Olga Boznańska. Kraków – Munich – Paris
Mediathek Sorted
However, we see the painter searching for a final form in pictures resembling genre motifs. For the “Breton Woman“ (1890, Ill. 9), where an urban landscape can once more be seen through an open window, pictures with corresponding themes from the School of Pont-Aven – those of Émile Bernard, Paul Gauguin and Vincent van Gogh – scarcely come into question as role models. Instead her open-air paintings are closer to those of Uhde and Bilińska. The huge format painting, “In the Orangery” (1890, Ill. 10) and the large portrait of a “Girl with a Vegetable Basket” (1891, Ill. 12) show pensive young women, painted against a colourful open-air background, whose objects, a basket of flowers and vegetables, are nothing more than props. Another wall-filling picture, “Good Friday” (1890, Ill. 11), that shows a kneeling nun praying before the cross in the Chapel of the Blessed Salome in the Kraków Franciscan Church/Kościół Franciszkanów.[21] The two salon-format pictures completed in Kraków, “In the Orangery” and “Good Friday” could be seen in the same year in the TPSP. It is almost as if Boznańska wanted to present all her accomplishments to the general public: genre, flowers and open-air paintings, interior, sophisticated perspectives, the various effects of light, not forgetting her large format works.

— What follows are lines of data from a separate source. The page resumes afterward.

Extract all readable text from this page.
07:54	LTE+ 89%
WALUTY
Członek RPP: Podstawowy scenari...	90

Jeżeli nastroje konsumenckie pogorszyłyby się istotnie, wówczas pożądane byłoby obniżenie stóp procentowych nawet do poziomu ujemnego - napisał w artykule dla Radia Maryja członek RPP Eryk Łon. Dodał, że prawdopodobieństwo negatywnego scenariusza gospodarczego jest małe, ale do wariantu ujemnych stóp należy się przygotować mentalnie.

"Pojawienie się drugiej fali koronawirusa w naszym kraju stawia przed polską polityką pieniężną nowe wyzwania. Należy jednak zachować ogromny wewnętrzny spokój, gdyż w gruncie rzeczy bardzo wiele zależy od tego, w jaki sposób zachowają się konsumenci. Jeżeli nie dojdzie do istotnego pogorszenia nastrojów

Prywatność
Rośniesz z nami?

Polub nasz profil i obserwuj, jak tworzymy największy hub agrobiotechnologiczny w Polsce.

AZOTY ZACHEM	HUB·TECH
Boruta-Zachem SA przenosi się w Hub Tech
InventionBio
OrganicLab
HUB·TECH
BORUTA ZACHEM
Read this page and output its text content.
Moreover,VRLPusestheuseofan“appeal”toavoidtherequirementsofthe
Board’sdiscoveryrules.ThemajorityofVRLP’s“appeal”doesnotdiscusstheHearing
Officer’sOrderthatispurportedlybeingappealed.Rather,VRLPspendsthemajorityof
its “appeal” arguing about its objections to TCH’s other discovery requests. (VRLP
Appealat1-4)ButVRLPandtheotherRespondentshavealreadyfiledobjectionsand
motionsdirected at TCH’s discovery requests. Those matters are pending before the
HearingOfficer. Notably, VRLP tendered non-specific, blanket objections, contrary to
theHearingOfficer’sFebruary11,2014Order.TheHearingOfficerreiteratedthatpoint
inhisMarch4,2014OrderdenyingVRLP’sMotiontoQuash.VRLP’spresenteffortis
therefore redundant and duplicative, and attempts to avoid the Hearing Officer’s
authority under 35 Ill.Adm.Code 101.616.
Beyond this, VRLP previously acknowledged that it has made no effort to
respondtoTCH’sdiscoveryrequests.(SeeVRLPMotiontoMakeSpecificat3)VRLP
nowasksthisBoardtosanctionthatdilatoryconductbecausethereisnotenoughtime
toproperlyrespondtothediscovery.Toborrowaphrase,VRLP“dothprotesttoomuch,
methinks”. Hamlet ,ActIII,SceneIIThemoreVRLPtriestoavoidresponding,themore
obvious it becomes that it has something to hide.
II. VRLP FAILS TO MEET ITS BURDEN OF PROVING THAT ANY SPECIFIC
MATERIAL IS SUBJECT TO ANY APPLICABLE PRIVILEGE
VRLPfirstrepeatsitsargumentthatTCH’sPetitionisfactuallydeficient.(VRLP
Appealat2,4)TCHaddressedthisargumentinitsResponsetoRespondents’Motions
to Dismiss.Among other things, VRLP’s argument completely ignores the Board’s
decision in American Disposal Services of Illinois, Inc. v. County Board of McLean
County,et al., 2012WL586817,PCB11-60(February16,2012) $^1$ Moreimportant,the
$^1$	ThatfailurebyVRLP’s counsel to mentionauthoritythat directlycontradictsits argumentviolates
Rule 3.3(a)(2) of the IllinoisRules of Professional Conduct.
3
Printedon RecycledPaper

In the same year she returned to making portraits. Her “Portrait of a Boy in School Uniform” (ca. 1890, Ill. 13) reveals her once more as a portrait painter at the height of her powers. Her concentration on a rich palette of grey tones with the red complexion as a lively contrast, once more documents her closeness to Whistler. A clearly defined figure before a background, which is really only one colour, is however reminiscent of Manet’s “Flute Player” (“Le fifre”, 1866, Musée d'Orsay), or the portrait in similar colours of a 16-year old boy, Léon in the “Breakfast in the Studio” (“Le déjeuner dans l'atelier”, 1868, Neue Pinakothek, Munich), or the grey and blue coloured soldiers in front of a grey wall in the “Execution of Emperor Maximilian of Mexico” (1868/69, Kunsthalle Mannheim). Her portraits of ladies, whose faces and hands stand out prominently against the blackness of the dresses, their hats and hairdos, are once more orientated on a picture by Whistler, the “Arrangement in Black: The Lady in the Yellow Buskin” (ca. 1883, Philadelphia Museum of Art): these are the portrait of Boznańska’s mother (ca. 1890, National Museum of Stettin/Muzeum Narodowe w Szczecinie), the portrait of a woman on horseback (1891, National Museum of Kielce/Muzeum Narodowe w Kielcach), and the unidentified “Portrait of a Woman” (1891, Ill. 14). This is not only unusual for the vivid wallpaper in the background. The excellent presentation of the hands holding a rose twig as if by accident, would arouse much comment two years later at the 1893, Greater Berlin Art Exhibition, where the picture was shown along with “In the Orangery” (Ill. 10).[22]